The later adoption of the Constitution lodged the ability to exercise some power in a new US government. But, the Constitution also made explicit that those powers are limited in scope and only the ones enumerated in the document. The Bill of Rights that followed further reinforced, especially in the Tenth Amendment, this limited and enumerated nature of the US government’s ability to exercise power. The states remained sovereign over many things under the Constitution.
Over time, the new government created in the Constitution asserted power after power not authorized in the Constitution. The states, thus, became, in practice, less and less independent.

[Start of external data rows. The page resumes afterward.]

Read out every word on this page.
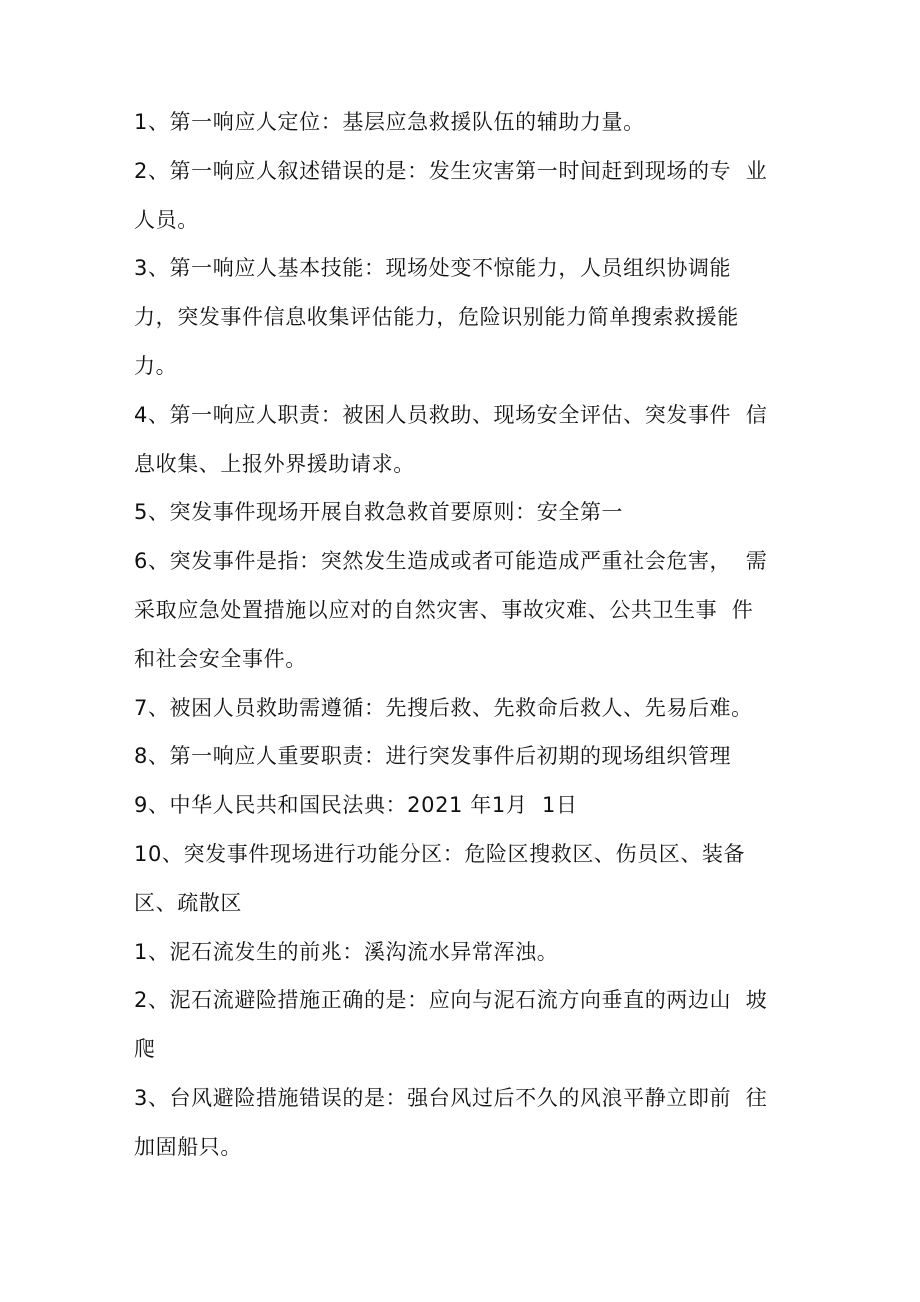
1、第一响应人定位：基层应急救援队伍的辅助力量。
2、第一响应人叙述错误的是：发生灾害第一时间赶到现场的专  业
人员。
3、第一响应人基本技能：现场处变不惊能力，人员组织协调能
力，突发事件信息收集评估能力，危险识别能力简单搜索救援能
力。
4、第一响应人职责：被困人员救助、现场安全评估、突发事件  信
息收集、上报外界援助请求。
5、突发事件现场开展自救急救首要原则：安全第一
6、突发事件是指：突然发生造成或者可能造成严重社会危害，  需
采取应急处置措施以应对的自然灾害、事故灾难、公共卫生事  件
和社会安全事件。
7、被困人员救助需遵循：先搜后救、先救命后救人、先易后难。
8、第一响应人重要职责：进行突发事件后初期的现场组织管理
9、中华人民共和国民法典：2021 年1月  1日
10、突发事件现场进行功能分区：危险区搜救区、伤员区、装备
区、疏散区
1、泥石流发生的前兆：溪沟流水异常浑浊。
2、泥石流避险措施正确的是：应向与泥石流方向垂直的两边山  坡
爬
3、台风避险措施错误的是：强台风过后不久的风浪平静立即前  往
加固船只。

In the last few decades, states have taken action to reassert some of the independence declared nearly 250 years ago in the Declaration of Independence. One notable way has been via a progression of states ducking out of the war on medical marijuana and even on marijuana generally that the US government continues to pursue. In response, the US government has largely backed down, practicing deference in states to the states’ respective liberalized approaches.

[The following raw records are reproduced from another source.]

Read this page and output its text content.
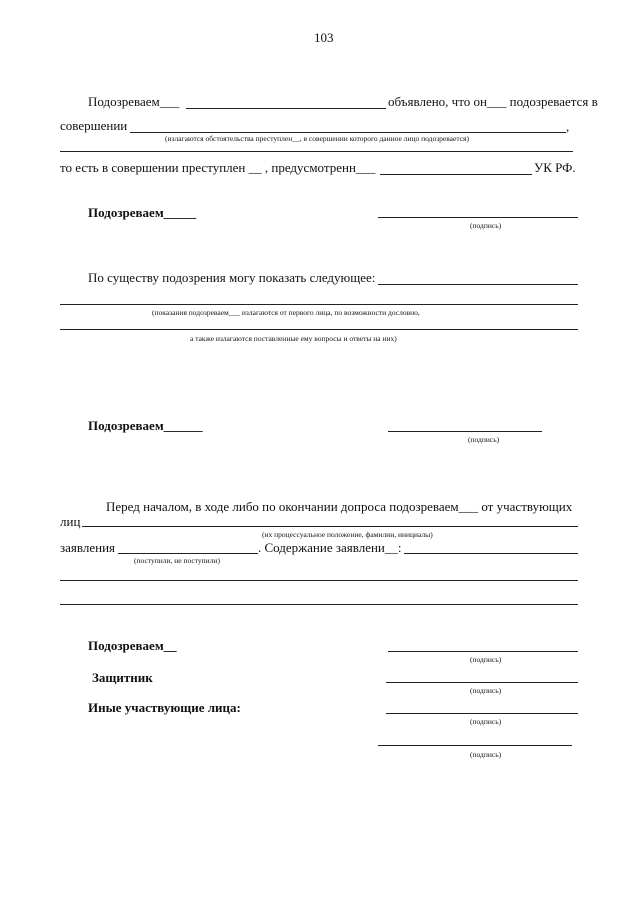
103
Подозреваем___	объявлено, что он___ подозревается в
совершении	,
(излагаются обстоятельства преступлен__, в совершении которого данное лицо подозревается)
то есть в совершении преступлен __ , предусмотренн___	УК РФ.
Подозреваем_____
(подпись)
По существу подозрения могу показать следующее:
(показания подозреваем___ излагаются от первого лица, по возможности дословно,
а также излагаются поставленные ему вопросы и ответы на них)
Подозреваем______
(подпись)
Перед началом, в ходе либо по окончании допроса подозреваем___ от участвующих
лиц
(их процессуальное положение, фамилии, инициалы)
заявления	. Содержание заявлени__:
(поступили, не поступили)
Подозреваем__
(подпись)
Защитник
(подпись)
Иные участвующие лица:
(подпись)
(подпись)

Last week, the Fourth of July gave occasion for the celebration of a new revolt by states against the US government’s grabbing of power beyond constitutional limits. July 5 at Reason, Patrick McDonald recounted that in June “the Utah legislature passed resolutions directing state government entities to ignore the Biden administration’s new interpretation of Title IX, joining numerous other states who have opposed the administration’s proposed expansion of anti-discrimination protections.” Providing further details, McDonald wrote:
The issue stems from the Biden administration’s proposed interpretative rule, released in April, which would expand the enforceable scope of Title IX of the Education Amendments Act. Title IX bars discrimination “on the basis of sex”; the Biden administration’s new rule interprets this clause as prohibiting discrimination based on “sexual orientation” and “gender identity.” Opponents say the Department of Education’s new rule could force states to allow biological men to play in women’s sports.The new rule, which uses 423 pages to clarify a clause that is 37 words long, is set to go into effect on August 1.But whether it will go into effect is increasingly a matter of dispute. With the passage of the recent resolutions, Utah joins a growing number of states—including Texas, Louisiana, and Arkansas—that are officially ignoring the Biden administration’s new Title IX rules. Additionally, 26 state Attorneys General have filed lawsuits against the Department of Education challenging its interpretation.

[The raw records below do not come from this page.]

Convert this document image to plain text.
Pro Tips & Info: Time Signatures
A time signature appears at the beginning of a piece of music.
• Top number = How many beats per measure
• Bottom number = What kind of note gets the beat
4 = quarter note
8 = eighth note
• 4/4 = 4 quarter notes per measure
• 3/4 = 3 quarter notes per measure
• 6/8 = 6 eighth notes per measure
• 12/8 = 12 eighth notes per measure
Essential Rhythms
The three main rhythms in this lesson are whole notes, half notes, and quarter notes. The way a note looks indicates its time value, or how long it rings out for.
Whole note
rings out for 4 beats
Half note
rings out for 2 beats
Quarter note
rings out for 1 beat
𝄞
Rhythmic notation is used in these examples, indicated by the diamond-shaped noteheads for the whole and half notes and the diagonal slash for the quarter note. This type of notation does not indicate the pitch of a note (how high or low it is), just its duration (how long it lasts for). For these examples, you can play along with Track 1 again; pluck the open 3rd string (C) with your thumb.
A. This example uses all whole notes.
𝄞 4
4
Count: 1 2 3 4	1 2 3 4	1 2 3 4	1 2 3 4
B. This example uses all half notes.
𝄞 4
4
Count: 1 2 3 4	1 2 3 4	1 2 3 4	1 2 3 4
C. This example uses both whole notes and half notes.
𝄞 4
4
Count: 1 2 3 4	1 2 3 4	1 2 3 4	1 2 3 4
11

May states keep asserting their independence in regard to this and many other areas where the US government steps beyond its constitutional confines, sometimes as here even by mere executive decree with no legislative action — an additional constitutional usurpation. These 423 pages of regulations are an affront to the independence of the states. Given how much the US government has extended its reach beyond constitutional limits, it may be a conservative estimate to suggest that states should similarly disregard 90 percent of the pages comprising US regulations.